My father’s repaired all the equipment destroyed during the fighting. “My job was direct support for the front line units,” he says proudly. “In other words you’d have a truck that got hit with a Japanese mortar and tore up the engine. And you had another that got hit in the rear end. We put the two of them together to get one good truck back in working order.” This was how he spent the remaining time in the Philippines before his unit was loaded on ships for the invasion of Japan. After returning from Bagio, his unit was moved to Damortis, the location of the army’s petroleum and gasoline dump, safely away from the remaining combat going on in and around Manila.
It was near Damortis that my father purchased a house for my mother. “I gave a guy 500 pesos for a house he owned,” my dad said. I was dumbfounded as to how he had come by all the money he was spending on my mother. “When I left New Guinea (where he was before the landing in the Philippines), I hadn’t been paid for six months or more,” he explained. “When we landed in the Philippines, we were told we were going to be exchanging our American money for Pesos. That’s how I got all that money.”

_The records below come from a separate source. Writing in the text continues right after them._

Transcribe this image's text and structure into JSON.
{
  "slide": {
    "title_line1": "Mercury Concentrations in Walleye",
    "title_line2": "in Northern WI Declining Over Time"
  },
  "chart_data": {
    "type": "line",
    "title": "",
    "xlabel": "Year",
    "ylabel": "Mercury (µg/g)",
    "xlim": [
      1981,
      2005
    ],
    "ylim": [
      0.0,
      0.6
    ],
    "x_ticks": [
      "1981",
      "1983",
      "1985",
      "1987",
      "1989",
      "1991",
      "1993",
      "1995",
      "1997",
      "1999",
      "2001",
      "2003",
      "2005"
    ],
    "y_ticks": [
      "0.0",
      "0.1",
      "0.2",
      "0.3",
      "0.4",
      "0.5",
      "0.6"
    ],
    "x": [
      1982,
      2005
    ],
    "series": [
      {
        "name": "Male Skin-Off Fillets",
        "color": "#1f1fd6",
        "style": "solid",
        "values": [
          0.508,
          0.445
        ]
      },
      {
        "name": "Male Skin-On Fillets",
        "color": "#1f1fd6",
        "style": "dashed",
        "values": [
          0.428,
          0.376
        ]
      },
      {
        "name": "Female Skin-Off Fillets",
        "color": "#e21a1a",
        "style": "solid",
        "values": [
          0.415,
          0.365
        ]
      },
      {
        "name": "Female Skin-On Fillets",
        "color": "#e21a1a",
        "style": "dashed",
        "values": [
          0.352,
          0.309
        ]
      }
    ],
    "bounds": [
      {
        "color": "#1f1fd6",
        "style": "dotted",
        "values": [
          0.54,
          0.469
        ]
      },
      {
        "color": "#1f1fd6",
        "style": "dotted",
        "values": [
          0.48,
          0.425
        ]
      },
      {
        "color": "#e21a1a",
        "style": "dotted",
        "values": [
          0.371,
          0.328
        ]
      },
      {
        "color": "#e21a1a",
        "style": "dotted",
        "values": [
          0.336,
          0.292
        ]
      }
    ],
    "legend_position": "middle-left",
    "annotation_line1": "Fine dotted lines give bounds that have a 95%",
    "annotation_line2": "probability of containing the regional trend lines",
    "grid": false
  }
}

My mother and father moved into the house and lived there until near the end of summer when my father’s unit was shipped out to Japan for the occupation after the surrender. “I felt bad about leaving you and your mother alone back there,” he explains. “I gave your mother the papers for that place I had bought in Damortis, told her I would come back for the two of you. She sold the place and moved back to Manila. I knew she wasn’t going to hang around there. It was a shack but it was one of the most beautiful places. Rain wouldn’t come into it and there was a breeze that would come into the place that was out of this world. A shack down by the sea.”
My father did return, but that’s another story.